5. How is the data formatted and released? Does it exist in some sort of standard file format?

  • There are three panels in most of the annotations, including gene expression/activity chart, gene identifiers, and **gene wiki **.

  • There are other formats options: JSON and XML.

6. What identifiers are associated with these annotations?

  • The gene identifiers include: symbol, description, accessions(NCBI gene, Ensembl, OMIM), aliases, genome location, GO function(molecular function, biological process, cellular component),interpro, transcripts(NCBI, Ensembl), and reporters.
  • Some identifiers of gene annotation might include: proteins(NCBI, Ensembl)

Conclusion and Outlook:

  • BioGPS is a powerful tool for querying different gene annotation data.
  • I will start to work on Assignment 2 soon

References:

  • Wu C, Jin X, Tsueng G, Afrasiabi C, and Su AI (2016) BioGPS: building your own mash-up of gene annotations and expression profiles. Nucl. Acids Res. 44(D1): D313-D316. (Database Issue)

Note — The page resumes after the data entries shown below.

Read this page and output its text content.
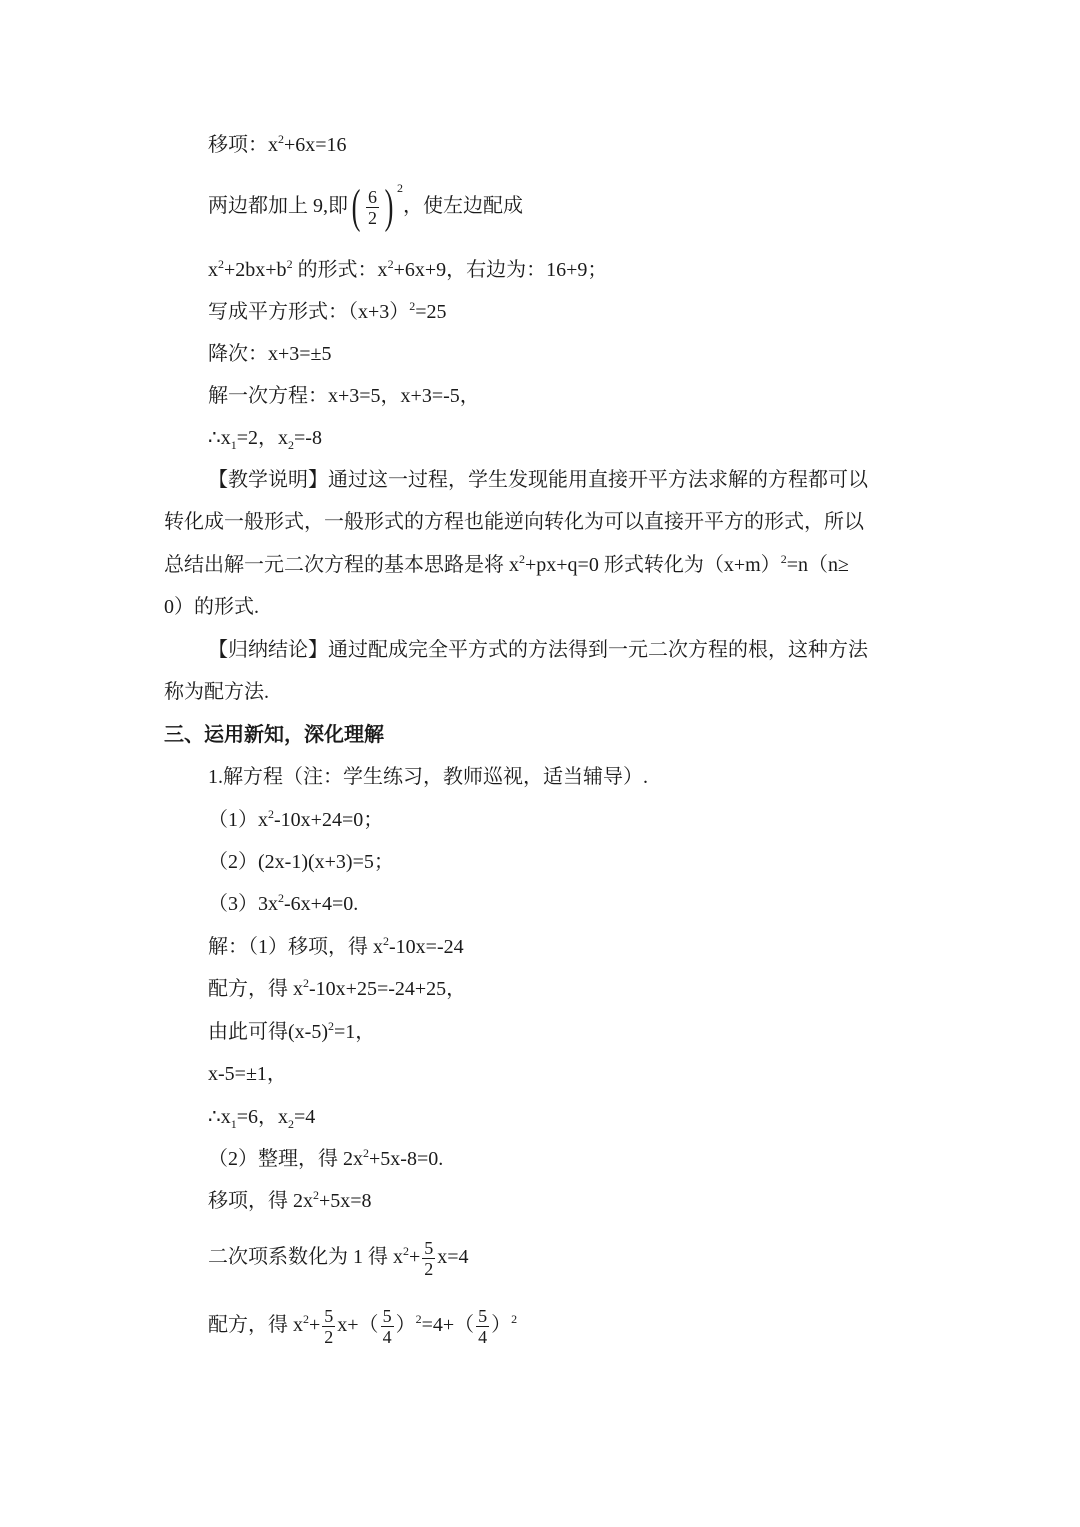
移项：$x^2+6x=16$
两边都加上 9,即( $\frac{6}{2}$ ) $^2$，使左边配成
$x^2+2bx+b^2$ 的形式：$x^2+6x+9$，右边为：16+9；
写成平方形式：$(x+3)^2=25$
降次：x+3=±5
解一次方程：x+3=5，x+3=-5，
$\therefore x_1=2$，$x_2=-8$
【教学说明】通过这一过程，学生发现能用直接开平方法求解的方程都可以
转化成一般形式，一般形式的方程也能逆向转化为可以直接开平方的形式，所以
总结出解一元二次方程的基本思路是将 $x^2+px+q=0$ 形式转化为$(x+m)^2=n(n\ge$
0）的形式.
【归纳结论】通过配成完全平方式的方法得到一元二次方程的根，这种方法
称为配方法.
三、运用新知，深化理解
1.解方程（注：学生练习，教师巡视，适当辅导）.
$(1)x^2-10x+24=0$；
（2）(2x-1)(x+3)=5；
$(3)3x^2-6x+4=0$.
解：（1）移项，得 $x^2-10x=-24$
配方，得 $x^2-10x+25=-24+25$，
由此可得$(x-5)^2=1$，
x-5=±1，
$\therefore x_1=6$，$x_2=4$
（2）整理，得 $2x^2+5x-8=0$.
移项，得 $2x^2+5x=8$
二次项系数化为 1 得 $x^2+ \frac{5}{2} x=4$
配方，得 $x^2+ \frac{5}{2} x+( \frac{5}{4} )^2=4+( \frac{5}{4} )^2$
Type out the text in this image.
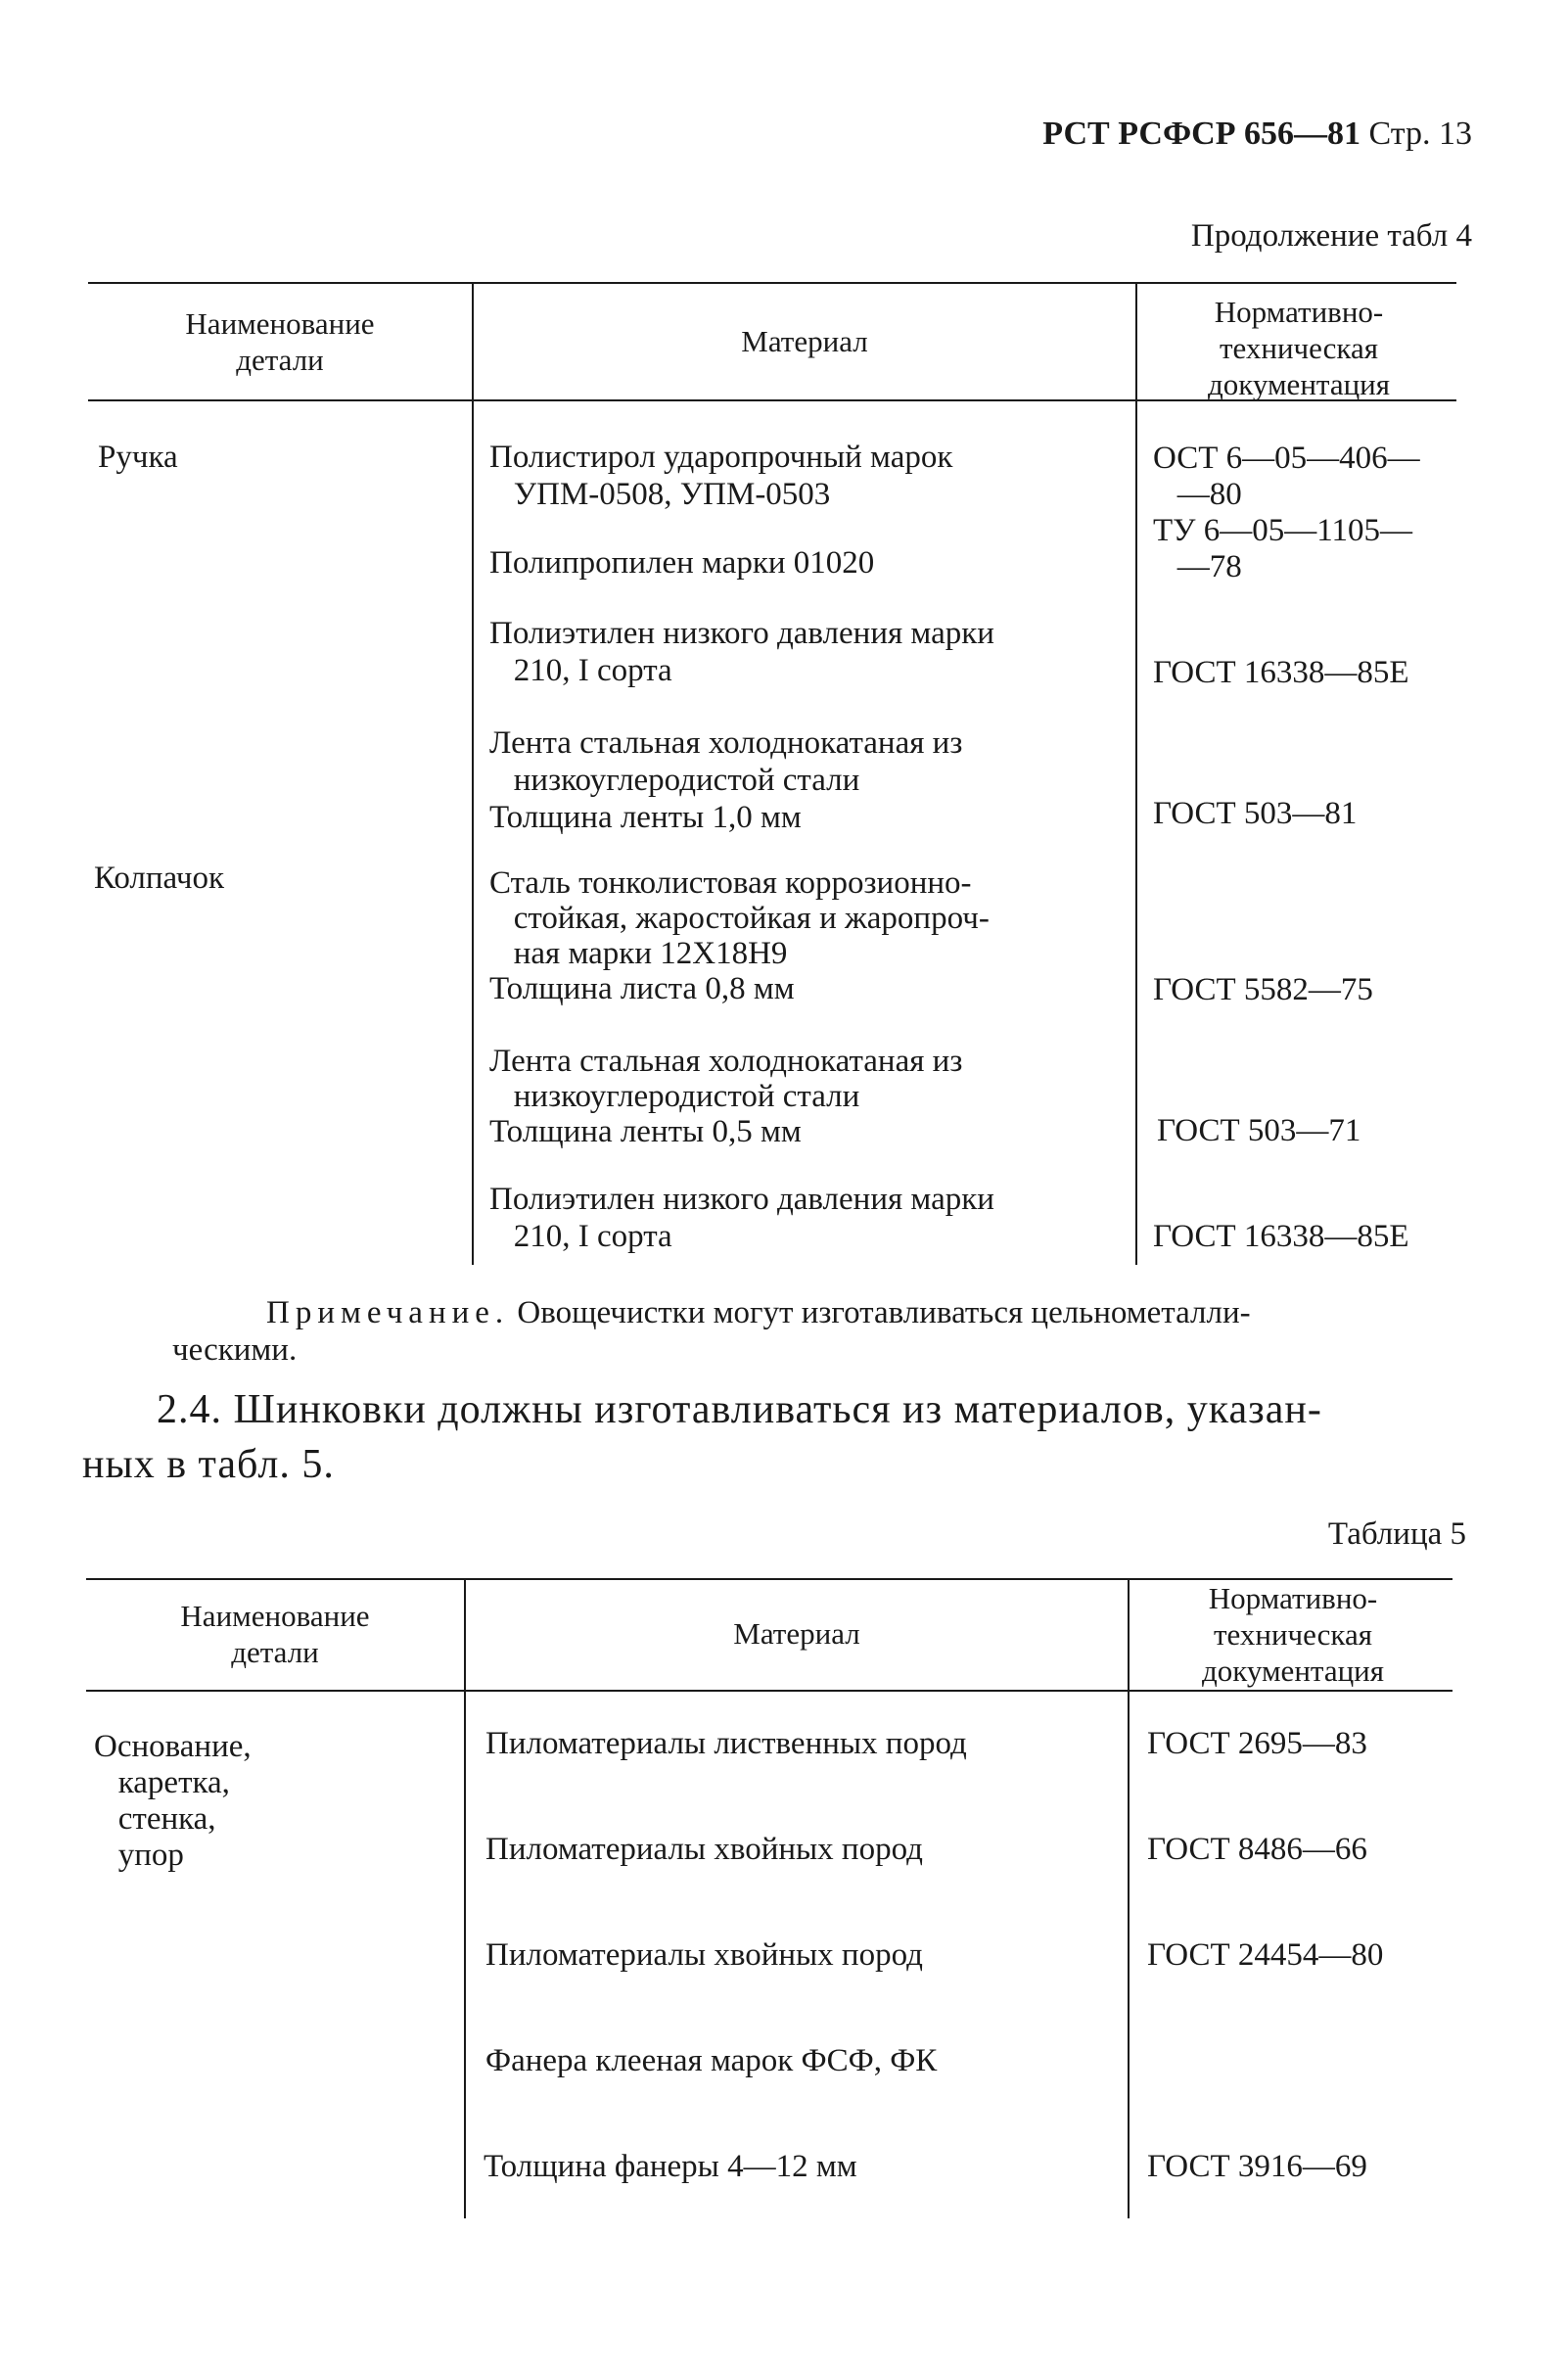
РСТ РСФСР 656—81 Стр. 13
Продолжение табл 4
Наименование
детали
Материал
Нормативно-
техническая
документация
Ручка
Колпачок
Полистирол ударопрочный марок
УПМ-0508, УПМ-0503
Полипропилен марки 01020
Полиэтилен низкого давления марки
210, I сорта
Лента стальная холоднокатаная из
низкоуглеродистой стали
Толщина ленты 1,0 мм
Сталь тонколистовая коррозионно-
стойкая, жаростойкая и жаропроч-
ная марки 12Х18Н9
Толщина листа 0,8 мм
Лента стальная холоднокатаная из
низкоуглеродистой стали
Толщина ленты 0,5 мм
Полиэтилен низкого давления марки
210, I сорта
ОСТ 6—05—406—
—80
ТУ 6—05—1105—
—78
ГОСТ 16338—85Е
ГОСТ 503—81
ГОСТ 5582—75
ГОСТ 503—71
ГОСТ 16338—85Е
Примечание. Овощечистки могут изготавливаться цельнометалли-
ческими.
2.4. Шинковки должны изготавливаться из материалов, указан-
ных в табл. 5.
Таблица 5
Наименование
детали
Материал
Нормативно-
техническая
документация
Основание,
каретка,
стенка,
упор
Пиломатериалы лиственных пород
Пиломатериалы хвойных пород
Пиломатериалы хвойных пород
Фанера клееная марок ФСФ, ФК
Толщина фанеры 4—12 мм
ГОСТ 2695—83
ГОСТ 8486—66
ГОСТ 24454—80
ГОСТ 3916—69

  • Wu C, MacLeod I, Su AI (2013) BioGPS and MyGene.info: organizing online, gene-entric information. Nucl. Acids Res. 41(D1): D561-D565. (Database Issue)

  • Wu C, Orozco C, Boyer J, Leglise M, Goodale J, Batalov S, Hodge CL, Haase J, Janes J, Huss JW 3rd, Su AI (2009) BioGPS: an extensible and customizable portal for querying and organizing gene annotation resources. Genome Biol. 10(11):R130.